At the same 4.125 b/w budget, bs=64 + E4M3 beats bs=128 + FP16 for both
codebooks (FP4: -0.12pp, INT4: -0.13pp) -- coarser scale precision but
tighter per-block fit wins out. SPGL1 contributes a larger absolute gain at
the bs=128/FP16 point (~0.7-0.8pp) than at bs=64/E4M3 (~0.6-0.8pp), but
not enough to flip the ordering.

### Where these land vs the bs=16 best

| Config | b/w | H-Opt O% | +SPGL1 O% |
|:--|:--:|:--:|:--:|
| FP4 bs=16, E4M3 (NVFP4) | 4.500 | 5.31 | **3.64** |
| FP4 bs=64, E4M3 | 4.125 | 6.48 | 4.65 |
| FP4 bs=128, FP16 | 4.125 | 6.88 | 4.77 |
| INT4 bs=16, E4M3 (NVINT4) | 4.500 | 5.60 | (not run) |
| INT4 bs=64, E4M3 | 4.125 | 7.23 | 5.22 |
| INT4 bs=128, FP16 | 4.125 | 7.87 | 5.35 |

FP4 dominates INT4 by ~0.6-0.9pp output error at every operating point.
The codebook's wider dynamic range (0..6 vs symmetric 0..7) more efficiently
captures the long-tailed per-block weight distribution at larger block sizes.

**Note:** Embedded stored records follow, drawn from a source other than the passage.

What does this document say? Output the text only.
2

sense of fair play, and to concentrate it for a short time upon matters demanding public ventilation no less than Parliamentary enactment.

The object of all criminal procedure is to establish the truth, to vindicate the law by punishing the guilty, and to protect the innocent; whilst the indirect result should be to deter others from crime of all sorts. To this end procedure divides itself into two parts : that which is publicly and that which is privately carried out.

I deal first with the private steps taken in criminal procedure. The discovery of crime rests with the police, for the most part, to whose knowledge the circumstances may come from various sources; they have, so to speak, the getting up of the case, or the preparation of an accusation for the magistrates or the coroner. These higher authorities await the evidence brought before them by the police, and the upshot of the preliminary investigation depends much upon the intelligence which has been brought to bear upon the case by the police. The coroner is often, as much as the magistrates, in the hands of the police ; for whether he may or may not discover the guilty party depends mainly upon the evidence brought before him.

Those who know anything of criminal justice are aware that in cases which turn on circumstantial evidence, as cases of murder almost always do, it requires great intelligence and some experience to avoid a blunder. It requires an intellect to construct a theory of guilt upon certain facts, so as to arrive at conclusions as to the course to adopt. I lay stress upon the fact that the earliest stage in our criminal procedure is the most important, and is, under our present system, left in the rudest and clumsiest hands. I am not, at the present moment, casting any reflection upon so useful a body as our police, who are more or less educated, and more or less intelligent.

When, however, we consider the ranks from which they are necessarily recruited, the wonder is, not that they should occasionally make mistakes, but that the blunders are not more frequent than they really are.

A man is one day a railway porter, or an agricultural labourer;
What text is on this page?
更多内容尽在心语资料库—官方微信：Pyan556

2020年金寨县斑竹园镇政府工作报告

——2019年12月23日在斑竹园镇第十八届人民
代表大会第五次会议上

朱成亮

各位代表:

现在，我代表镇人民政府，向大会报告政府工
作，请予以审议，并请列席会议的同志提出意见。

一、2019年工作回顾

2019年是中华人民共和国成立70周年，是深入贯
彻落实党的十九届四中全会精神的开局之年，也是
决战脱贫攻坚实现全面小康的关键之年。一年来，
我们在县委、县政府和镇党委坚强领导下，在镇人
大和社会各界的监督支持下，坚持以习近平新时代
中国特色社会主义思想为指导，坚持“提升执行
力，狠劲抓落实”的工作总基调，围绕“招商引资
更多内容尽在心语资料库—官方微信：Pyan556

### SPGL1 compensation method (recap)

After each block is snapped (in descending H-loss order), instead of
GPTQ's unconstrained `H_inv` error propagation, an L1-constrained SPGL1
LASSO is solved on the not-yet-snapped columns to minimize
`||X*(Delta_eff + delta)^T||_2` subject to `||delta||_1 <= tau`. Solved in
reduced (Gram) form -- no `H^-1`, no Cholesky -- robust to ill-conditioned
H. See `experiments/spgl1_gptq_*.py` for the implementations and
`notes/progress_track_spgl1.md` for the full research log.